The Grandfather (or father) replied, "Well, let me think a minute, I was born before:



  polio shots

  frozen foods


  contact lenses


  the pill

There were no:

   credit cards

   laser beams or

   ball-point pens

Man had not invented:


   air conditioners


   clothes dryers and the clothes were hung out to dry in the fresh air

   man hadn't yet walked on the moon

Your Grandmother (or mother) and I got married first . . . and then lived together.

Every family had a father and a mother.

Until I was 25, I called every man older than me, "Sir". And after I turned 25, I still called policemen and every man with a title, "Sir."

We were before gay-rights, computer-dating, dual careers, day care centers, and group therapy.

Our lives were governed by the Ten Commandments, good judgment, and common sense.

We were taught to know the difference between right and wrong and to stand up and take responsibility for our actions.

Serving your country was a privilege; living in this country was a bigger privilege.

We thought fast food was what people ate during Lent.

Having a meaningful relationship meant getting along with your cousins.

Draft dodgers were people who closed their front doors when the evening breeze started.

Time-sharing meant time the family spent together in the evenings and weekends-not purchasing condominiums.

We never heard of FM radios, tape decks, CDs, electric typewriters, yogurt, or guys wearing earrings.

We listened to the Big Bands, Jack Benny, and the President's speeches on our radios.

And I don't ever remember any kid blowing his brains out listening to Tommy Dorsey.

If you saw anything with 'Made in Japan ' on it, it was junk

The term 'making out' referred to how you did on your school exam.

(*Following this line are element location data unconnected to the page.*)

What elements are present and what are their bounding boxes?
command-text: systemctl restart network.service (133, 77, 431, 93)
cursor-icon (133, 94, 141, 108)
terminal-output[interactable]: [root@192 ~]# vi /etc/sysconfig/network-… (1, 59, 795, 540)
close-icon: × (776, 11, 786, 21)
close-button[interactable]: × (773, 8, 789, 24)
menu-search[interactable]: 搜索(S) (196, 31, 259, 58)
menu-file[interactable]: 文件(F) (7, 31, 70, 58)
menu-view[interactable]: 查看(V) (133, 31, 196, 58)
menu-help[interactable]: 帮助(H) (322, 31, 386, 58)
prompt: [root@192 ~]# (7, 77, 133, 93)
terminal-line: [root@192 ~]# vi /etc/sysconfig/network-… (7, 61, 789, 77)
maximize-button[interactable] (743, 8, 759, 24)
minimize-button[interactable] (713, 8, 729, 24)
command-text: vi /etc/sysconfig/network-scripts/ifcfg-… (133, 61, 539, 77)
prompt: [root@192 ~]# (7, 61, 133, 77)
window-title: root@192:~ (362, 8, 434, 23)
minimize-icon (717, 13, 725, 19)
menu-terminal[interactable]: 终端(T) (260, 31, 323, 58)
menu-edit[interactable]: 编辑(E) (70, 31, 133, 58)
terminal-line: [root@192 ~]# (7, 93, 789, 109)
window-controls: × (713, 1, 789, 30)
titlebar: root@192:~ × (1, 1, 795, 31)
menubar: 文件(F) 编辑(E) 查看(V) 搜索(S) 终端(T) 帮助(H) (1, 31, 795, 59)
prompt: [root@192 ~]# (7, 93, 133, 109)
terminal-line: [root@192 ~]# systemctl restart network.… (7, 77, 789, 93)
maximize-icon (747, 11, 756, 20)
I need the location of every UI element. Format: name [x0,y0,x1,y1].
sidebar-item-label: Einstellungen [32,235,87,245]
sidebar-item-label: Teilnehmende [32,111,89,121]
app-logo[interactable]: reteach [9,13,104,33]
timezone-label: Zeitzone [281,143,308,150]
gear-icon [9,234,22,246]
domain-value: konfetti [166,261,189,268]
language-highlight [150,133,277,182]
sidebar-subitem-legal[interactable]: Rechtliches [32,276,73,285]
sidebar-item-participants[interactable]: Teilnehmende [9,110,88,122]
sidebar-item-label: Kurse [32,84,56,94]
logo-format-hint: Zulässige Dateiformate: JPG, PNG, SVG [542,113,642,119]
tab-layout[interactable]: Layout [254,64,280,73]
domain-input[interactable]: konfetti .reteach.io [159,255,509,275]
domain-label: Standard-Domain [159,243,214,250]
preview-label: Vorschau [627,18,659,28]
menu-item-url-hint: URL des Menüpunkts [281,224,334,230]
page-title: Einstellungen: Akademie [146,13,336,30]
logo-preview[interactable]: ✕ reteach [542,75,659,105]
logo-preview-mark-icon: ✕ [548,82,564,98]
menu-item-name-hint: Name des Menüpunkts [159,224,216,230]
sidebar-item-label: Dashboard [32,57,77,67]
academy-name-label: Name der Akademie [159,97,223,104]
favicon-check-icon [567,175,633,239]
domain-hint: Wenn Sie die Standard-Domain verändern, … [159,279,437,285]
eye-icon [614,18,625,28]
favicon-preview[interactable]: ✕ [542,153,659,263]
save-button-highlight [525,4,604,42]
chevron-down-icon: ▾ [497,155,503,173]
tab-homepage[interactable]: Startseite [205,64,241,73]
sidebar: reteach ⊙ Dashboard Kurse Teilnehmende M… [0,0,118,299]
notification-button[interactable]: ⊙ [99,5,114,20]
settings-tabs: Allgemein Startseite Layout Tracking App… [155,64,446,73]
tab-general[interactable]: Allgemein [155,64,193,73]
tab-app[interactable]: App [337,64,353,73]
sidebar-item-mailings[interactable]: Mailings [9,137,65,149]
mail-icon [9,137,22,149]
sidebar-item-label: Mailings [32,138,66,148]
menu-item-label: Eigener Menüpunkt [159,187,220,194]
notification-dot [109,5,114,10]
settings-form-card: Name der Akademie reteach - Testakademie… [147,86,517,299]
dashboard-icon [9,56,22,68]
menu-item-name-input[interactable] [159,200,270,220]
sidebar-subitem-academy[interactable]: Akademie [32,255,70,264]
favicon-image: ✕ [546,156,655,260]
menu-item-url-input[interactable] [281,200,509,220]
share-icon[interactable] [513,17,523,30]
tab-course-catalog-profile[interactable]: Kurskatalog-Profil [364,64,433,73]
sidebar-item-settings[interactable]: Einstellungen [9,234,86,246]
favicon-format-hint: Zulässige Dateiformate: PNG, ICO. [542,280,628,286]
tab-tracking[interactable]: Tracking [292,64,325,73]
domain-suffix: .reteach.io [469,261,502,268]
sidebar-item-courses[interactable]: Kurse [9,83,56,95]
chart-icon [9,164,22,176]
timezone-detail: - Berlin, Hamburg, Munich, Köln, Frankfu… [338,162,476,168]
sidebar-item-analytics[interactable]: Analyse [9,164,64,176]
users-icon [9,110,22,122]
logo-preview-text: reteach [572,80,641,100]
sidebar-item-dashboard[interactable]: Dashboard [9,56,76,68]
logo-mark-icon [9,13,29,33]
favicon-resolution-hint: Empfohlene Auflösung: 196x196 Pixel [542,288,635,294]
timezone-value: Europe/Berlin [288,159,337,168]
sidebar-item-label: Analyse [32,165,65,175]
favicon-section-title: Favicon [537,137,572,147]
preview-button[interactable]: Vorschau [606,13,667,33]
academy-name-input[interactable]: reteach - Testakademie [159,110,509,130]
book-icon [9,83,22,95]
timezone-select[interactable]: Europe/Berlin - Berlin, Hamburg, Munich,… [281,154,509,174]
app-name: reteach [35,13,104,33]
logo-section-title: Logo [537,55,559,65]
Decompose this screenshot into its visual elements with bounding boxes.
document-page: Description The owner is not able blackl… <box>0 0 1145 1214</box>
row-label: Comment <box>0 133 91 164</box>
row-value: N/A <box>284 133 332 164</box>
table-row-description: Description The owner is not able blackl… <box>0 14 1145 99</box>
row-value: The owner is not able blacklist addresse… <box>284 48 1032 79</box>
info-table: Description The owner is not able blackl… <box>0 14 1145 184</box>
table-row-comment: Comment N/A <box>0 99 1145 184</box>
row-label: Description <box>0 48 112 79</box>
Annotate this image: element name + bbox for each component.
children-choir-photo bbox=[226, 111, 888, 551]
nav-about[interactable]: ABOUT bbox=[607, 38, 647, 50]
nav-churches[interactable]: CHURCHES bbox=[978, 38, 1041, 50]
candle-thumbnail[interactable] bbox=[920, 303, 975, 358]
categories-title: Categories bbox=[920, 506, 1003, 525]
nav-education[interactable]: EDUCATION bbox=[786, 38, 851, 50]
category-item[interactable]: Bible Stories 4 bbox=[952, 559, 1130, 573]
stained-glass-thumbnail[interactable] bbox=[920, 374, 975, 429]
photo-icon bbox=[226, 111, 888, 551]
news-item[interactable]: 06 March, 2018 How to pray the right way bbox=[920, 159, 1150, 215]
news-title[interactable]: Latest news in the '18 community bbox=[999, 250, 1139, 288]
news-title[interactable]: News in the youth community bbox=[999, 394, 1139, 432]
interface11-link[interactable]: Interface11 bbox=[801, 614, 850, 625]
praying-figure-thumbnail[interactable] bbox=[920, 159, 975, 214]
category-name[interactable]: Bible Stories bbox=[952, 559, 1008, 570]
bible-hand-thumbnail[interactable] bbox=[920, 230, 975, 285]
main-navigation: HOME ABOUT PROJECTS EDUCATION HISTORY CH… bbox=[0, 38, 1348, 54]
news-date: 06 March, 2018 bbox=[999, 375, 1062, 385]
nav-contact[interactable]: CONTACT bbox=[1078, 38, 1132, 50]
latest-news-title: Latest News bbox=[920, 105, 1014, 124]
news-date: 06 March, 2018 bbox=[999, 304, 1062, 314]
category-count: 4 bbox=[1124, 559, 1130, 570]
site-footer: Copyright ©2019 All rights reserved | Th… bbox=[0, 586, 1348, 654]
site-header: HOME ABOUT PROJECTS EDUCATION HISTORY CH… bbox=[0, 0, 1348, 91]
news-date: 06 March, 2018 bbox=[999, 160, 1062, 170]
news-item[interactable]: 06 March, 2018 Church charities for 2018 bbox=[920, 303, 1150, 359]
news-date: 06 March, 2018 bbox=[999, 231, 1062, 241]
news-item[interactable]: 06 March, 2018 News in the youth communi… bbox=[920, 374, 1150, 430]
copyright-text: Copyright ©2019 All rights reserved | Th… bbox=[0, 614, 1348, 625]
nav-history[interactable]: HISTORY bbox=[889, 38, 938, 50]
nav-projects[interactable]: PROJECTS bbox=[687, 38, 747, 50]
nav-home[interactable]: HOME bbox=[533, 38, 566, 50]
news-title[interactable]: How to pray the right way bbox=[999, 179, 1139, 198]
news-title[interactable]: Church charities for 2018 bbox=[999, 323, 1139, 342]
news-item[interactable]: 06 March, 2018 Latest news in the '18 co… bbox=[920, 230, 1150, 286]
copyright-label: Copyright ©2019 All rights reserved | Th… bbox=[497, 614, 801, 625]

Pizza Hut, McDonald's, and instant coffee was unheard of.

We had 5 & 10-cent stores (we called them 5 and dime stores) where you could actually buy things for 5 and 10 cents.

Ice-cream cones, phone calls, rides on a streetcar, and a Pepsi were all a nickel.

And if you didn't want to splurge, you could spend your nickel on enough stamps to mail 1 letter and 2 postcards.

You could buy a new Chevy Coupe for $600 . . . but who could afford one?

Too bad, because gas was 11 cents a gallon.

In my day:

  "grass" was mowed,

     "coke" was a cold drink,

     "pot" was something your mother cooked in

     "rock music" was your grandmother's lullaby.

     "Aids" were helpers in the Principal's office,

     " chip" meant a piece of wood,

     "hardware" was found in a hardware store

     "software" wasn't even a word.

And we were the last generation to actually believe that a lady needed a husband to have a baby.

No wonder people call us "old and confused" and say there is a generation gap... and how old do you think I am?

(I bet you have this old man in are in for a shock!)

Pretty scary if you think about it and pretty sad at the same time.

Are you ready for the answer?????


This man would be only 59 years old!